I’ve been fighting to invest in the Santa Teresa Port of Entry for more than a decade, recognizing that it’s key to growing our economy and improving border security.
Now, we've notched a major win in that effort: A modernization and expansion feasibility study I funded through Congressionally Directed Spending was just completed. Prepared by Customs and Border Protection and the General Services Administration, this study calls for a massive expansion of Santa Teresa Port of Entry.
I pushed to get this study funded, and pushed to get it concluded quickly, and now I’m pushing to get the next steps started. I hope you’ll take a moment to read the article below in Albuquerque Business First about what comes next and what it means for our state.
When it comes to growing our economy and fighting for New Mexico’s working families, I’m all in and won’t let up.
United States Senator

 ABQ Biz First
By Drew Goretzka – Economic Development Reporter, Albuquerque Business First
May 9, 2024  
In a letter to Washington, a portion of New Mexico’s congressional delegation urged U.S Customs and Border Protection and the General Services Administration to swiftly move forward with a massive expansion to New Mexico’s Santa Teresa border crossing, following a feasibility study updated earlier this week.  
The study, which was originally funded via federal appropriation in 2022, recommended a drastic increase in transportation at the crossing — 14 additional northbound commercial lanes, four additional southbound commercial lanes and 10 additional northbound passenger lanes. In addition, it recommended the construction of three more inspection bays.  
Currently, the crossing has only three northbound commercial lanes, four northbound passenger lanes, one southbound commercial lane and one southbound passenger lane.
Sen. Martin Heinrich (D-N.M.), Sen. Ben Ray Luján (D-N.M.) and Rep. Gabe Vasquez (D-N.M.) signed the letter. In it, the trio pitched the project as a way to both strengthen the country’s supply chain and facilitate economic well-being for both New Mexicans and Americans more broadly.  
“Congress has a strong interest in enabling Santa Teresa to play the role of a keystone port along our southern border,” the letter stated. “As it is already a critical facilitator of international trade with our nation’s largest trading partner.”  
Jerry Pacheco, president of the Border Industrial Association, told Albuquerque Business First the Santa Teresa crossing is becoming more important as Texas continues to enforce stricter enforcement at its busiest ports. The introduction of secondary inspection in cities like El Paso, he said, has and could cause traffic disruptions.  

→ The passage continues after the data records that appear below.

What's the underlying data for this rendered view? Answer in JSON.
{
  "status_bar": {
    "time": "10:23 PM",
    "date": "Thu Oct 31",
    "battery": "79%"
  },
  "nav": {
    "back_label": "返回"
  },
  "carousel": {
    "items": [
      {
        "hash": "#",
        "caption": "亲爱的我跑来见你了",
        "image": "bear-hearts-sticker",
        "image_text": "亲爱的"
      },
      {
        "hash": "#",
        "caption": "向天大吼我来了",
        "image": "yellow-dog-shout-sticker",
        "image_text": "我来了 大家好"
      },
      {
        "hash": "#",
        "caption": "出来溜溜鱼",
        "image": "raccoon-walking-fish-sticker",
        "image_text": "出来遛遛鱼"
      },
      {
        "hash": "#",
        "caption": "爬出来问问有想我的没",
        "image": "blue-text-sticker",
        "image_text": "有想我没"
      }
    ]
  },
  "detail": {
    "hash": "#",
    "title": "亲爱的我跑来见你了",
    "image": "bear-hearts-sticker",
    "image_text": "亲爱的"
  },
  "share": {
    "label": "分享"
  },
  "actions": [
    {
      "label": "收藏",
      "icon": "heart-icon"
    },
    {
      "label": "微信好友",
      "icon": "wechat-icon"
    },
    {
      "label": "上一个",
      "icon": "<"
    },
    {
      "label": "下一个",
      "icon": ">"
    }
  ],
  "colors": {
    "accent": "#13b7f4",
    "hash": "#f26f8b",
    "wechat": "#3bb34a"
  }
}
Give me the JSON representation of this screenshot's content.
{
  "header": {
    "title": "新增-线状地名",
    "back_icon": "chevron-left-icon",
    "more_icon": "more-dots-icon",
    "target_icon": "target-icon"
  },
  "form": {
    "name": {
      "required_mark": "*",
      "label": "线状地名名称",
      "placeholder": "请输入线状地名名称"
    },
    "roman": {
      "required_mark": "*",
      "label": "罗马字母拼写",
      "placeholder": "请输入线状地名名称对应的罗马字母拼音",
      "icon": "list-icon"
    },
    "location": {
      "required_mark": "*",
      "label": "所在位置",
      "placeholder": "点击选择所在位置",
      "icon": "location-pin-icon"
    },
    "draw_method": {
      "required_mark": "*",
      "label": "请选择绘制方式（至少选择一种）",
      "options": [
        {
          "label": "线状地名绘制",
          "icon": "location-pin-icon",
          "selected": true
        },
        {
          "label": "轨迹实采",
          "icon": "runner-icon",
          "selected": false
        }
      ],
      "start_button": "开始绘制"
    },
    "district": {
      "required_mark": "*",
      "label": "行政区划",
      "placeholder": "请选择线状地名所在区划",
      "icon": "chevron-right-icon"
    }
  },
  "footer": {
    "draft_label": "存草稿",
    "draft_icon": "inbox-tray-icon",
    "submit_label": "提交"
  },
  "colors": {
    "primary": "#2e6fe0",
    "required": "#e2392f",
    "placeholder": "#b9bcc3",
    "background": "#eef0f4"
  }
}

Therefore, Pacheco believes Santa Teresa is becoming a “reliever route” for trucks coming into the U.S. from Mexico.  
“The [Santa Teresa] port, which was opened in 1993, has only had, really, one expansion,” Pacheco said. “I always say we’re the little port that’s punching above its weight.”  
Increased demand won’t only come from redirected shipments, however. The city’s Borderplex has increasingly made headlines in recent years with multiple companies, both domestic and international, looking to set up shop there.   
Taiwan-based automotive parts manufacturer Hota Industrial Manufacturing, California-based aluminum supplier Coast Aluminum and Ohio-based industrial component manufacturer Monti Inc. have all agreed to set up facilities in the complex in the past year.  
While most attention is paid to Mexican imports into the U.S., Pacheco said those new companies will soon be exporting into its southern neighbor at higher levels. As such, he said the need for more southbound lanes is imminent.  
“We’re already kind of bursting at the seams down here,” Pacheco said. “If we don’t keep expanding the port of entry, modernizing it, we’re going to hit a bottleneck.  
The Santa Teresa expansion supported by Heinrich, Luján and Vasquez still has to clear a number of hurdles before construction begins. Establishing a design, further coordination with Mexican authorities and garnering appropriations are just some of the next steps.  
There is also the question of the 2024 presidential election. It’s unclear what stance on border trade Republican candidate Donald Trump would take if elected in November. Pacheco hopes that no matter who is in office come 2025, Mexican trade is seen as a positive and necessary influence on the American economy.
“I would hope that the adults in the room would say trade with Mexico is key because Mexico is our No. 1 trading partner,” Pacheco said. “Any investment in the border always begets more money for the United States.”